Danièle Thompson : C'est notre producteur, Pascal Breton, qui nous l'a proposé. Nous avons lu beaucoup de biographies et une multitude d’articles. C’est incroyable de voir le nombre de gens qui ont écrit sur elle, et dans la presse à scandales et dans les sphères intellectuelles. À l’évidence, elle fascinait tout le monde, dans tous les milieux. Nous nous sommes aussi rendu compte qu’il y avait beaucoup de choses que nous ne savions pas sur elle. Et ça nous a donné l’élan pour nous lancer.
C’est un sacré saut, compte tenu du fait que c’est la première fois que vous vous aventurez dans le format sériel...
D. T. : Nous savions que ce serait une longue route, mais dès le départ, nous sentions que le plus dur serait de trouver la jeune femme, que toute l'entreprise allait être bâtie sur les épaules d’un petit joyau qu’on devrait trouver. Il nous fallait un miracle, et par chance, il s'est produit.

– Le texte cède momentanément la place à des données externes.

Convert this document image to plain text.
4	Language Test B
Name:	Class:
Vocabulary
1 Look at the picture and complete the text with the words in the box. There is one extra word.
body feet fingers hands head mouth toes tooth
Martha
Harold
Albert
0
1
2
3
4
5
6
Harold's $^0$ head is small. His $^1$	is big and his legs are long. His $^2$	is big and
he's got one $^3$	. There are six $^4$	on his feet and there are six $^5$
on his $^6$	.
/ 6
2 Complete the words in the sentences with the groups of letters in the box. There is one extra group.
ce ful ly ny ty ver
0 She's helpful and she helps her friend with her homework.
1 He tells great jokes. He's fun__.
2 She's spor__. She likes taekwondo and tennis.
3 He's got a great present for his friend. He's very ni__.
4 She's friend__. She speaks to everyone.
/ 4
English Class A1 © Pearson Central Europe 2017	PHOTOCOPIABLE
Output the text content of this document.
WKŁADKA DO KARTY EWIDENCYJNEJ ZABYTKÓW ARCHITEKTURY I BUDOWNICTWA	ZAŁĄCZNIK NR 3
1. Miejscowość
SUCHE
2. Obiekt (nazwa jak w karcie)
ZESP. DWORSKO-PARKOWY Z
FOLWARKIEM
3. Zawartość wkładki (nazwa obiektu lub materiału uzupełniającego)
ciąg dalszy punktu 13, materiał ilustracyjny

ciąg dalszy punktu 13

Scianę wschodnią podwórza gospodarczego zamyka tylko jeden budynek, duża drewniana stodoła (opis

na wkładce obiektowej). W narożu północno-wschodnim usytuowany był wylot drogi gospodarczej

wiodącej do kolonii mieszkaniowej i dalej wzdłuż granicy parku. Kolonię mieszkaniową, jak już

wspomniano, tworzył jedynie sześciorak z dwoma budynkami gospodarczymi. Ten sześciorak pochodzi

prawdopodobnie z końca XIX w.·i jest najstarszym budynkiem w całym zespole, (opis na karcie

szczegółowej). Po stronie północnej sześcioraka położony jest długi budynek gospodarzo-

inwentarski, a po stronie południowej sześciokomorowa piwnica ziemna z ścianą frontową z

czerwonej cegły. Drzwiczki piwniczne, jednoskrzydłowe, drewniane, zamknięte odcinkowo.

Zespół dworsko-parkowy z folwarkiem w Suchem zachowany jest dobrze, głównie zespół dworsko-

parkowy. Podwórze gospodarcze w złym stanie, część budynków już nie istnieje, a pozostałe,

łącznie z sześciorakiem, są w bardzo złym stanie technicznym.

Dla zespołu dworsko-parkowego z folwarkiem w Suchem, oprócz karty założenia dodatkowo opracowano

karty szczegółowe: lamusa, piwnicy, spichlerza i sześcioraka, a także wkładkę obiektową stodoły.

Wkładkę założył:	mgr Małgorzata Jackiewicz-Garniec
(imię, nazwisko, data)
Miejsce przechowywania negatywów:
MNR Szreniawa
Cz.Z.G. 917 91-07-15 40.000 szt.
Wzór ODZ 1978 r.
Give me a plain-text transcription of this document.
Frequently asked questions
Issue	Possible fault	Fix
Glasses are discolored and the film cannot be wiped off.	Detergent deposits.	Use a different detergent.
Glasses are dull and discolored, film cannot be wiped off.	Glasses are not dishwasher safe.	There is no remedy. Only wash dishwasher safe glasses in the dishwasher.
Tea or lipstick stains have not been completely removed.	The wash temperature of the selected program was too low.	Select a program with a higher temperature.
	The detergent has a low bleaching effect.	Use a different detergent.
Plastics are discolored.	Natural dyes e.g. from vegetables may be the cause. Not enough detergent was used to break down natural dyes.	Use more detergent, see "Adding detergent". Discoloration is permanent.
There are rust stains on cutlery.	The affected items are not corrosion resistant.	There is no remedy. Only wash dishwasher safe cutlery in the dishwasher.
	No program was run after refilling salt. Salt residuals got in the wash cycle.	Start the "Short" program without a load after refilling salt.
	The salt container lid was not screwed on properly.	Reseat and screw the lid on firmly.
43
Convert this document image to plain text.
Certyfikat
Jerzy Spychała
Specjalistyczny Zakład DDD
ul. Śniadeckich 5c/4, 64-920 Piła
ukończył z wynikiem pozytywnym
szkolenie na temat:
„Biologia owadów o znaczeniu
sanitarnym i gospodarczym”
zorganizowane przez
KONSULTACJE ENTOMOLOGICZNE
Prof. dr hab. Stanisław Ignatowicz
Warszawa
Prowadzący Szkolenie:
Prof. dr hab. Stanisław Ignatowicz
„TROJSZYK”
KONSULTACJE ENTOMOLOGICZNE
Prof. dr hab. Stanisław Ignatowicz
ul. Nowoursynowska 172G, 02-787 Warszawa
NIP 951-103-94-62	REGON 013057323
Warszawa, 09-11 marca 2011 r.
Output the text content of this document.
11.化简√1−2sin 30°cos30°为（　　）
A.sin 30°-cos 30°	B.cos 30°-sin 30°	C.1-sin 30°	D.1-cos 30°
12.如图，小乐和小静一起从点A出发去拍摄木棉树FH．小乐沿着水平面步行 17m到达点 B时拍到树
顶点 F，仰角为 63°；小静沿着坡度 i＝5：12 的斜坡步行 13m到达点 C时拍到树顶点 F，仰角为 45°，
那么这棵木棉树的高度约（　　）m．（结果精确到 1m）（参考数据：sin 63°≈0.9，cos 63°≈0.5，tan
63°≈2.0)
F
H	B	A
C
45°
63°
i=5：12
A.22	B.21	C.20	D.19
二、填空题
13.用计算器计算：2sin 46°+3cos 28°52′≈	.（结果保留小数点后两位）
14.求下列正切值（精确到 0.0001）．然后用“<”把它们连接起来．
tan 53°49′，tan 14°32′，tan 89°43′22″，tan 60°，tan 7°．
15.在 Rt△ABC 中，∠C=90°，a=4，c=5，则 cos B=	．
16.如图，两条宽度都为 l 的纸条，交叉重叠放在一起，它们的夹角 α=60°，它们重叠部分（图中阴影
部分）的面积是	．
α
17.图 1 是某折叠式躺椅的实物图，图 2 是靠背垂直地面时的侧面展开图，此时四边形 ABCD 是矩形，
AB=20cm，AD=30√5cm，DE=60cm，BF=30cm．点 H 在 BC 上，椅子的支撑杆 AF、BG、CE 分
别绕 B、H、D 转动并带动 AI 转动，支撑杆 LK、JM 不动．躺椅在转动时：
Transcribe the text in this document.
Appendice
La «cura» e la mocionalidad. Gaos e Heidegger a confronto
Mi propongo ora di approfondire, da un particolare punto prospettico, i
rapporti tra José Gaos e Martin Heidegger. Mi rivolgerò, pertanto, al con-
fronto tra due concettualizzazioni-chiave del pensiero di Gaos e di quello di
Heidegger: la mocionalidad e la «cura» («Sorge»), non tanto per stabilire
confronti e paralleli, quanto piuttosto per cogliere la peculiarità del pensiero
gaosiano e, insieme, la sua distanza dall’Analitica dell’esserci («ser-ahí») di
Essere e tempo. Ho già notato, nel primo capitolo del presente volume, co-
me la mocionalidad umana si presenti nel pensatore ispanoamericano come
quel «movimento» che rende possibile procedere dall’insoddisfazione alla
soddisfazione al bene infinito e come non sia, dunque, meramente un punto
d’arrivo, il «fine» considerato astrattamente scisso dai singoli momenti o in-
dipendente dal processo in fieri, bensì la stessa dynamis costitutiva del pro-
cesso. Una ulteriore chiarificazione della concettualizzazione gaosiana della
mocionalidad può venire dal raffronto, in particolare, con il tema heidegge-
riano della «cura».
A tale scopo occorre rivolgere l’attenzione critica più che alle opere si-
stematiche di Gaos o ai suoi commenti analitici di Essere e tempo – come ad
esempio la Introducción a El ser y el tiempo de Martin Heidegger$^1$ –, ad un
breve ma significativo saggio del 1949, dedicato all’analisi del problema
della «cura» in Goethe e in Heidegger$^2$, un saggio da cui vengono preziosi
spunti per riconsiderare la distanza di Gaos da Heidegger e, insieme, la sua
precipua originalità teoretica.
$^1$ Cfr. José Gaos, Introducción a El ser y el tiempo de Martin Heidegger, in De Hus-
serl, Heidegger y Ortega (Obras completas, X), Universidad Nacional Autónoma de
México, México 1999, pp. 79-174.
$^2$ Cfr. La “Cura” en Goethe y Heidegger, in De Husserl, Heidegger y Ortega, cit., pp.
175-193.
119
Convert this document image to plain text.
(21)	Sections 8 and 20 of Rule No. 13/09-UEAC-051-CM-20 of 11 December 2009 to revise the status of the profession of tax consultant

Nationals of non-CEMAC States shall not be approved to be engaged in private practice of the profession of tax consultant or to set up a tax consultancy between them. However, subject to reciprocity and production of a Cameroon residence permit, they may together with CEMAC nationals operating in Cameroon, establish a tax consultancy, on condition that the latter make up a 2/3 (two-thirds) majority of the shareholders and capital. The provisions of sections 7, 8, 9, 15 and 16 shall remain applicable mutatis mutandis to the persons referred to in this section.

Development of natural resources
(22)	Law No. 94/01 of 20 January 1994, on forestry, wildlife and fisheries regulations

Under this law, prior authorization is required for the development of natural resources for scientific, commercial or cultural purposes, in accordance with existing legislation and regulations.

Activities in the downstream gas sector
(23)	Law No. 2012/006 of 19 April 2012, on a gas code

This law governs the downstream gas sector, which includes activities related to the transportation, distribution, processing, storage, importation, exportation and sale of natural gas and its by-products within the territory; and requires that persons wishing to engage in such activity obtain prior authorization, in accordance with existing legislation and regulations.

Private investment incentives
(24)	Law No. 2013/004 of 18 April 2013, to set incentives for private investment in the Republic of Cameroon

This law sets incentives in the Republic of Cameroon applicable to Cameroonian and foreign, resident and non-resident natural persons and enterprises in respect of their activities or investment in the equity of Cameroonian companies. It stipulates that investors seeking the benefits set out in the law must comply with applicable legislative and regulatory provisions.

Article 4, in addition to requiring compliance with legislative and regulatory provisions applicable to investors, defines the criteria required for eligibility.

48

Comment avez-vous découvert Julia de Nunez?
Christopher Thompson : "Miracle" est peut-être un peu grandiose, comme mot, car nous avons rencontré Julia normalement, lors des auditions. Dès qu’on a vu ses essais sur l’écran, on a senti qu’elle incarnait Brigitte Bardot sans s'effacer derrière une imitation. Julia amène une foule de sentiments avec elle. On peut sentir son innocence brute.
D. T. : Et sa liberté ! Nous cherchions une certaine ressemblance, mais ce sentiment de liberté est ce qui nous a frappé. La manière dont elle bougeait, parlait et réagissait aux choses nous a subjugués.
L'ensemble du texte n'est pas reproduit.